Homens em tempos sombrios Ou as artes e o humano

Ser-se alguém que está nas artes em tempos sombrios e aí se quer humano, isso é já enfrentar os tempos sombrios

«A verdadadeira função cognitiva de uma obra de arte devia representar a totalidade de uma época».

Hermann Broch

A epígrafe em causa vamos nós encontrá-la num livro de Hanna Arendt, Homens em Tempos Sombrios (Relógio d’Água, 1991:141). É uma questão essencial, esta que a autora de As Origens do Totalitarismo nos coloca: saber como é que, em face da desintegração dos valores de uma época, ainda será possível uma obra – seja de que arte for – falar e ser a síntese do seu tempo. 

Atravessamos tempos sombrios também por isso: não vislumbramos, pelo menos em certas expressões em português e que se dizem ‘arte’, uma obra (palavra de que muitos suspeitam, preferindo o inapropriado lexema ‘projeto’) em relação à qual possamos sentir e de forma inteligível entender que é uma obra que nos diz respeito. Uma obra (como Ulisses, ou como Em Busca do Tempo Perdido, ou como O Grito, de Munch, ou Guernica, de Picasso, ou mesmo, entre nós, Alexandra Alpha, de Cardoso Pires) que fosse como que o ‘eco do grito’, como um dia disse Gastão Cruz, ser a poesia. Eco do grito e, portanto, um livro, um quadro, uma fotografia, um filme que nos arraste a uma espécie de sentimento-pensamento-sensação que provoca o estranhamento e o calafrio, o incómodo e o choque por sabermos estar perante algo irrepetível. Uma obra para tempos sombrios? É isso possível? 

A pergunta que muitas vezes teremos de fazer (aqueles que escrevem, pintam, projetam em pedra a linguagem do invisível; ou os que fazem da vida filme, ou teatro, ou se entregam a esse «inexprimível exprimível» que é a música) será só uma: «Que fazer?» Uma pergunta que se faz por estes dias de rasura da realidade. E talvez seja este o terreno mais propício para a arte acontecer: os tempos sombrios.

Relembro um romance de Almeida Faria, Cavaleiro Andante, nó ficcional, centrado em vozes que se fazem ouvir por meio de cartas, concentrado em escalpelizar um problema: Portugal. E relembro outro romance, Myra, de Maria Velho da Costa, mais recente e que, pondo em cena uma menina e o seu cão, Rambo, é um mergulho profundíssimo a um país perdido, esse das periferias, dos arrabaldes de qualquer razão. Talvez por isso a telepatia entre menina e cão, ou a humanização do cão, guia que é, nesse romance maior de uma das mais singulares trabalhadoras da ficção em português (fosse Maria Velho da Costa francesa ou americana, que teria sido?)… 

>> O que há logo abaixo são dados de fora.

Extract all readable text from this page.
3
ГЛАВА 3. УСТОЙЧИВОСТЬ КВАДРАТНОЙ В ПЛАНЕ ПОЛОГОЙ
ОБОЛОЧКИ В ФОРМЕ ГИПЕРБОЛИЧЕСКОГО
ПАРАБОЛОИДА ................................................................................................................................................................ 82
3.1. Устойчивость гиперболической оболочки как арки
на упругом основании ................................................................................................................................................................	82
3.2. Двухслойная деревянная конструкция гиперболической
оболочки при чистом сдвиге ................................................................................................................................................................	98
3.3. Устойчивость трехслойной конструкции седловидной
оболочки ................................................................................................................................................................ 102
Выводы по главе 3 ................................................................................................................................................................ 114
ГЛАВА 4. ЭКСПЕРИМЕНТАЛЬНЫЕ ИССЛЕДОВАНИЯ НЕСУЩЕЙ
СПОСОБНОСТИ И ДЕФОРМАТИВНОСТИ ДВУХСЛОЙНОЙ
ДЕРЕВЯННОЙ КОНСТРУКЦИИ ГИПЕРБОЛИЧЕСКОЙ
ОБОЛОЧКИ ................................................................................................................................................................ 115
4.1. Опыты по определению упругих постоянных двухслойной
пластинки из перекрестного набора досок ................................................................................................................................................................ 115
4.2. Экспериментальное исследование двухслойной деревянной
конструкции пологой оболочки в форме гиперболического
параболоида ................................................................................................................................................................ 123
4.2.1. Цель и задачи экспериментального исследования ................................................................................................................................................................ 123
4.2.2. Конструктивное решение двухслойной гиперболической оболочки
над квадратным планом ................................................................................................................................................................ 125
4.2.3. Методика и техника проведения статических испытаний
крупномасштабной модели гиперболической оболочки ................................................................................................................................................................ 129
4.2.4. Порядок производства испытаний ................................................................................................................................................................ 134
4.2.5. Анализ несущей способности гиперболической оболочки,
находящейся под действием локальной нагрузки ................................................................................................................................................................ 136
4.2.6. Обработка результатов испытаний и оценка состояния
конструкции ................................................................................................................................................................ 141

Escrever em tempos sombrios, isso fizeram Hermann Broch e Brecht, Rimbaud e Baudelaire, ou Dylan Thomas ou Camilo Pessanha… O esboroamento de um mito chamado Europa, fosse do III Império francês ou do Portugal finissecular; fosse a Europa e o Ocidente de Oswald Spengler, território onde o eclipse da razão – na metáfora extraordinária de Max Horkheimer –, é um dado adquirido. Europa: tempos sombrios e facto trágico: duas guerras mundiais, 200 anos, 250 anos de guerras civis com alguns períodos de paz (podre, pois os povos viveram nas ‘cidades negras’ ou foram esmagados nas guerras dos interesses dos impérios). Europa e nós neste tempo sombrio e que coincide com o advento de novos monstros. Europa: do cientifismo oitocentista e do fim do Deus-Razão (a morte de Deus postulada por Nietzsche) a culminar na corrida aos armamentos da década de 1930, a Europa descendo aos infernos do nazi-fascismo até à pax americana ancorada no nuclear… E no meio das ruínas e da morte a existência da arte, da poesia, da música. A resistência do humano, apesar de Auschwitz, apesar de Sarajevo, ou do Ruanda, ou de Wiriamu, ou de Mi Lay, ou de Guantanamo… 

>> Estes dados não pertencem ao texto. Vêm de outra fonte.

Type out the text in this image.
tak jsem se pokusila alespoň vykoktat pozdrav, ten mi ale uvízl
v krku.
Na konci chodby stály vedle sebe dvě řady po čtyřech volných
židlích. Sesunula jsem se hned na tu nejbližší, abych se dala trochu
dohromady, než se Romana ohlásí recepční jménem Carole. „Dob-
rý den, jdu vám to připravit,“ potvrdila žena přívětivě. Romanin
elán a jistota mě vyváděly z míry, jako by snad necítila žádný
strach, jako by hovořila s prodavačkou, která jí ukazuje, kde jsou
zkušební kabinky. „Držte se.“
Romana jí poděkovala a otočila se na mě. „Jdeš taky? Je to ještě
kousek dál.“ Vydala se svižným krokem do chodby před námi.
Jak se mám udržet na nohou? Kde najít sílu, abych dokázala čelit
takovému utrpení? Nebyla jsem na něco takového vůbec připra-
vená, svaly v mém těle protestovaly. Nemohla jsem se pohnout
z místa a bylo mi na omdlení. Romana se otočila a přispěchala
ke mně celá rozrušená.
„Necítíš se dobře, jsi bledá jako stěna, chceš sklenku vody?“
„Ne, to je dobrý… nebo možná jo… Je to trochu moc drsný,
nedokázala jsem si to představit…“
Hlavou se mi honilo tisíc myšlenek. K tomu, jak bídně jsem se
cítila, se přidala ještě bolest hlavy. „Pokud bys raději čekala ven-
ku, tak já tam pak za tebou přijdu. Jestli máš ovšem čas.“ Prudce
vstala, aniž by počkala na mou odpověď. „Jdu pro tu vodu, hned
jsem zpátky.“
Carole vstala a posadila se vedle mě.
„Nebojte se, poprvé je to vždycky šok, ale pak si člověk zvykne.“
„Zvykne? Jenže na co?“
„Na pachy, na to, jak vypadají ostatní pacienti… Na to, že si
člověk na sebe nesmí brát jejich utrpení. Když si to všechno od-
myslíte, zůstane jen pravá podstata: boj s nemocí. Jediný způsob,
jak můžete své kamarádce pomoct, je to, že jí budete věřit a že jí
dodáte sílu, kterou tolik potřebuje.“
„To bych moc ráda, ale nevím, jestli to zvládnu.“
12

Ser-se alguém que está nas artes em tempos sombrios e aí se quer humano, isso é já enfrentar os tempos sombrios. Pintou-os Cesário, na sua época, de modo magistral: «Nas nossas ruas ao anoitecer/ há tal soturnidade, há tal melancolia / que as sombras, o bulício, o tejo, a maresia / despertam-me um desejo absurdo de sofrer». Hoje, por um passe de magia negra cujo lance foi feito por ilusionistas perigosos, os tempos sombrios abatem-se sobre nós. 

País pobre, que lê pouco, que imagina pouco; retângulo à beira-mar plantado, onde a corrupção medra, como enfrentar os tempos sombrios? Lutando para que, em tempo de economia de guerra, não de mate o Estado Social? Sim. Mas não basta. Exigindo, no interior de cada um – cada um a sós consigo – uma disciplina férrea: não sucumbir ao ‘desejo absurdo de sofrer’. Trump e J. D. Vance, Musk e Putin, estas quatro cabeças de uma hidra global acabarão por morrer. Nada fica. Até lá, porém, há que fazer das artes um perímetro sólido de afirmação da criatividade e não o sistema bafiento das contrafações. Isso seria já ser derrotado por Trump e os seus: esses cujo plano é roubar a esperança para acusar as democracias de terem seguido a soturnidade e a melancolia.